К Лозовому, получавшему аккуратно письма из Сибири, от жены, приходила какая-то неприятная лохматая девица. Эта растрепа не удосуживалась запомнить приемные дни и часы, а если и являлась в урочное время, то приносила неряшливый пакет с яблоками или апельсинами, купленными - Борисов мог поклясться в этом - у самых больничных ворот, с уличного грязного ларька… Приход растрепы, не прозевавшей приемного дня, Борисов привык считать чем-то вроде дурной приметы. Он на практике убедился, что в такие дни получаются самые неутешительные анализы.
В то воскресное утро она купила в ларьке набор - мандарины, лимон и грецкие орехи - и, разумеется, с порога рассыпала весь товар. Лозовой ползал под кроватями, а она молотила языком:
- Говорят, к вам в отделение вчера привезли академика. Я только что видела его жену. Пепельная блондика в сиреневом костюме. Очень элегантно!
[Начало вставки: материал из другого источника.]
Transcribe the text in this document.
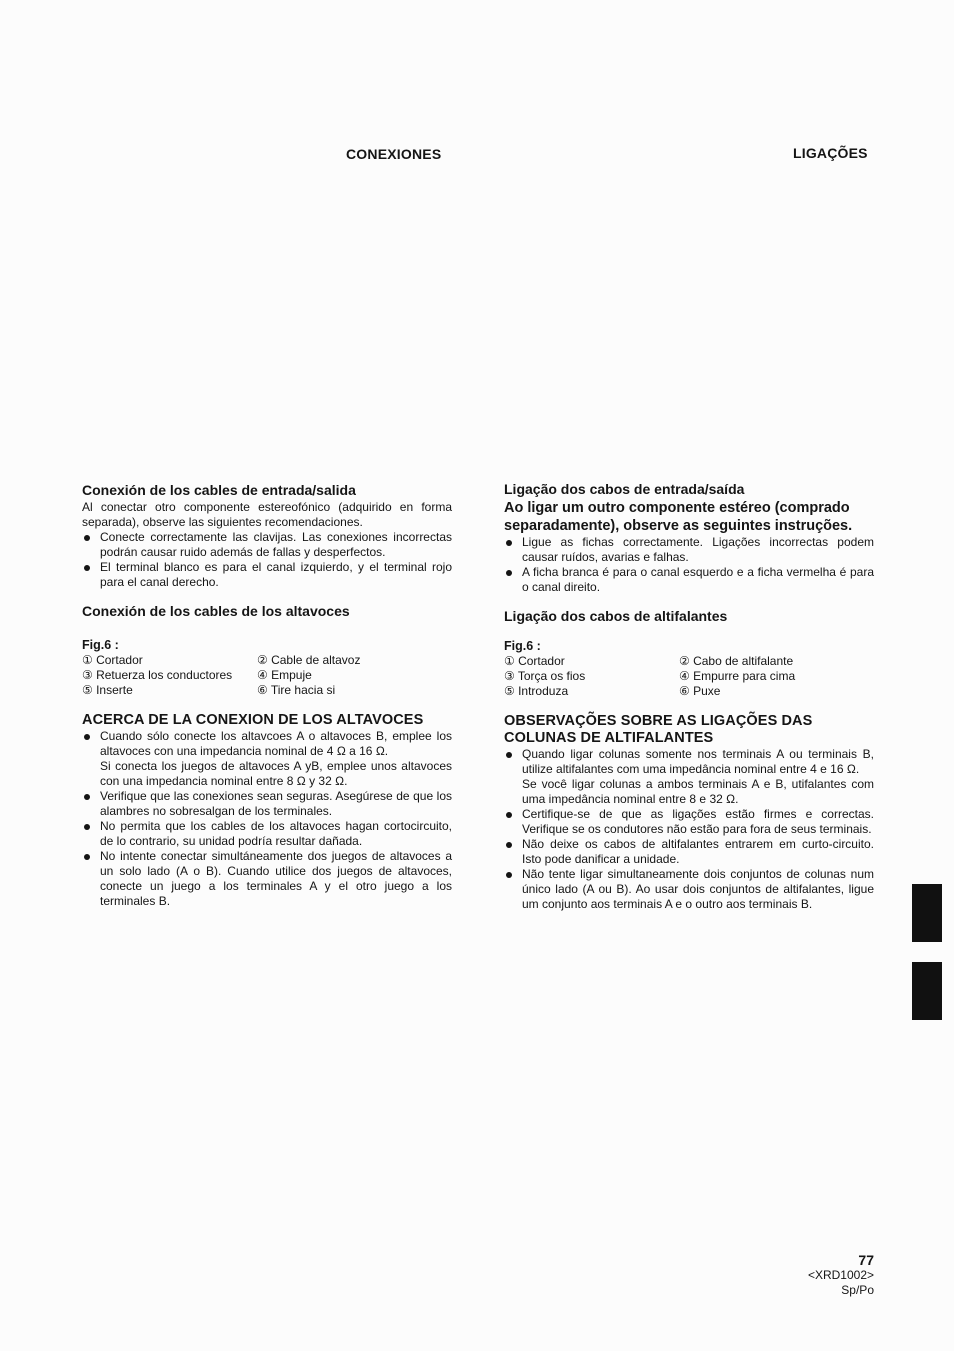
CONEXIONES	LIGAÇÕES

Conexión de los cables de entrada/salida

Al conectar otro componente estereofónico (adquirido en forma separada), observe las siguientes recomendaciones.

Conecte correctamente las clavijas. Las conexiones incorrectas podrán causar ruido además de fallas y desperfectos.
El terminal blanco es para el canal izquierdo, y el terminal rojo para el canal derecho.

Conexión de los cables de los altavoces

Fig.6 :

① Cortador	② Cable de altavoz
③ Retuerza los conductores	④ Empuje
⑤ Inserte	⑥ Tire hacia si

ACERCA DE LA CONEXION DE LOS ALTAVOCES

Cuando sólo conecte los altavcoes A o altavoces B, emplee los altavoces con una impedancia nominal de 4 Ω a 16 Ω.
Si conecta los juegos de altavoces A yB, emplee unos altavoces con una impedancia nominal entre 8 Ω y 32 Ω.
Verifique que las conexiones sean seguras. Asegúrese de que los alambres no sobresalgan de los terminales.
No permita que los cables de los altavoces hagan cortocircuito, de lo contrario, su unidad podría resultar dañada.
No intente conectar simultáneamente dos juegos de altavoces a un solo lado (A o B). Cuando utilice dos juegos de altavoces, conecte un juego a los terminales A y el otro juego a los terminales B.

Ligação dos cabos de entrada/saída

Ao ligar um outro componente estéreo (comprado separadamente), observe as seguintes instruções.

Ligue as fichas correctamente. Ligações incorrectas podem causar ruídos, avarias e falhas.
A ficha branca é para o canal esquerdo e a ficha vermelha é para o canal direito.

Ligação dos cabos de altifalantes

Fig.6 :

① Cortador	② Cabo de altifalante
③ Torça os fios	④ Empurre para cima
⑤ Introduza	⑥ Puxe

OBSERVAÇÕES SOBRE AS LIGAÇÕES DAS COLUNAS DE ALTIFALANTES

Quando ligar colunas somente nos terminais A ou terminais B, utilize altifalantes com uma impedância nominal entre 4 e 16 Ω.
Se você ligar colunas a ambos terminais A e B, utifalantes com uma impedância nominal entre 8 e 32 Ω.
Certifique-se de que as ligações estão firmes e correctas. Verifique se os condutores não estão para fora de seus terminais.
Não deixe os cabos de altifalantes entrarem em curto-circuito. Isto pode danificar a unidade.
Não tente ligar simultaneamente dois conjuntos de colunas num único lado (A ou B). Ao usar dois conjuntos de altifalantes, ligue um conjunto aos terminais A e o outro aos terminais B.
77
<XRD1002>
Sp/Po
Короткий жакет, юбка впереди на пуговицах. Вылезает из собственной «Волги» и без всяких разговоров через проходную. Я, конечно, спрашиваю санитарку: «В чем дело? Почему вон та гражданка без очереди, а я должна стоять?…» Санитарка мне и говорит: «Жена академика… А у самого - отдельная палата… Две лишних кровати вытащили в подвал… Он старый уже, блондинка у него вторая жена… От первой сын остался, пожилой мужчина, тоже на собственной «Волге» ездит… У нее синяя, у сына серая…» - Болтая без передышки, растрепа вертелась у окна и вдруг - ах! ах! - перевесилась через подоконник.- Да брось ты с орехами! Иди сюда! Вон идет, в сиреневом костюме. По-моему, ей нет и тридцати… Интересно, сколько самому академику?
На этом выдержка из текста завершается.